What gets lost in the “debate” about land — and I use scare quotes here because my belief is that many people who get involved in debates over land reform do so in bad faith — is that land is a predicate for human society, and for individuals’ security and comfort. And yet, the societies we live in continue to deny so many people access to land. What are the forces that continue to drive this ongoing dispossession, and why do societies continue to allow these forces to operate? It sounds very academic, but that question was something I kept on coming back to while I was writing this book — how do these forces act in our everyday lives, even in domestic settings?

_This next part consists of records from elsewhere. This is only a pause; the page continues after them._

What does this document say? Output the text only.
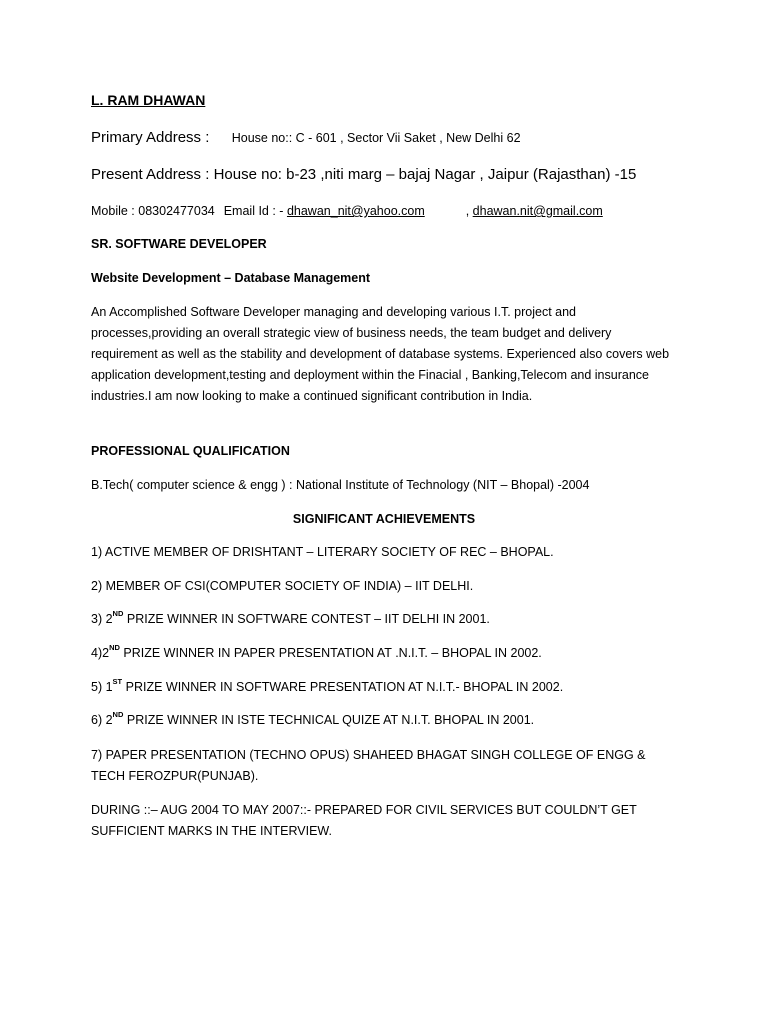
L. RAM DHAWAN
Primary Address : House no:: C - 601 , Sector Vii Saket , New Delhi 62
Present Address : House no: b-23 ,niti marg – bajaj Nagar , Jaipur (Rajasthan) -15
Mobile : 08302477034 Email Id : - dhawan_nit@yahoo.com	, dhawan.nit@gmail.com
SR. SOFTWARE DEVELOPER
Website Development – Database Management
An Accomplished Software Developer managing and developing various I.T. project and processes,providing an overall strategic view of business needs, the team budget and delivery requirement as well as the stability and development of database systems. Experienced also covers web application development,testing and deployment within the Finacial , Banking,Telecom and insurance industries.I am now looking to make a continued significant contribution in India.
PROFESSIONAL QUALIFICATION
B.Tech( computer science & engg ) : National Institute of Technology (NIT – Bhopal) -2004
SIGNIFICANT ACHIEVEMENTS
1) ACTIVE MEMBER OF DRISHTANT – LITERARY SOCIETY OF REC – BHOPAL.
2) MEMBER OF CSI(COMPUTER SOCIETY OF INDIA) – IIT DELHI.
3) 2ND PRIZE WINNER IN SOFTWARE CONTEST – IIT DELHI IN 2001.
4)2ND PRIZE WINNER IN PAPER PRESENTATION AT .N.I.T. – BHOPAL IN 2002.
5) 1ST PRIZE WINNER IN SOFTWARE PRESENTATION AT N.I.T.- BHOPAL IN 2002.
6) 2ND PRIZE WINNER IN ISTE TECHNICAL QUIZE AT N.I.T. BHOPAL IN 2001.
7) PAPER PRESENTATION (TECHNO OPUS) SHAHEED BHAGAT SINGH COLLEGE OF ENGG & TECH FEROZPUR(PUNJAB).
DURING ::– AUG 2004 TO MAY 2007::- PREPARED FOR CIVIL SERVICES BUT COULDN’T GET SUFFICIENT MARKS IN THE INTERVIEW.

Mary is a wonderful character at the heart of the novel. She’s not perfect – nobody is – but despite being sent from SA by her parents as a young almost-adult to join this community of expats in New Zealand, she manages to define herself to some extent outside of the group into which she’s been thrown. She is a very complex character, beautifully drawn, at the heart of the novel. She seems as a character to represent possibilities – the possibility to grow, to change and she adds a hopeful tone to the novel which would otherwise be missing. Tell us a little about the genesis of Mary and how difficult she was to write?
I wasn’t thinking about this while writing her, but Mary’s a bit like South Africa in the 1990s: full of potential, but too wracked by trauma to fully grasp the possibilities and opportunities in front of her. She was easy to write, though. Her world is the world I grew up in, and in such a world, growth and change is the only possibility of escape. Ultimately, privilege is a trap of ignorance, and I wanted to write about someone who wanted, and probably needed, to struggle free from it.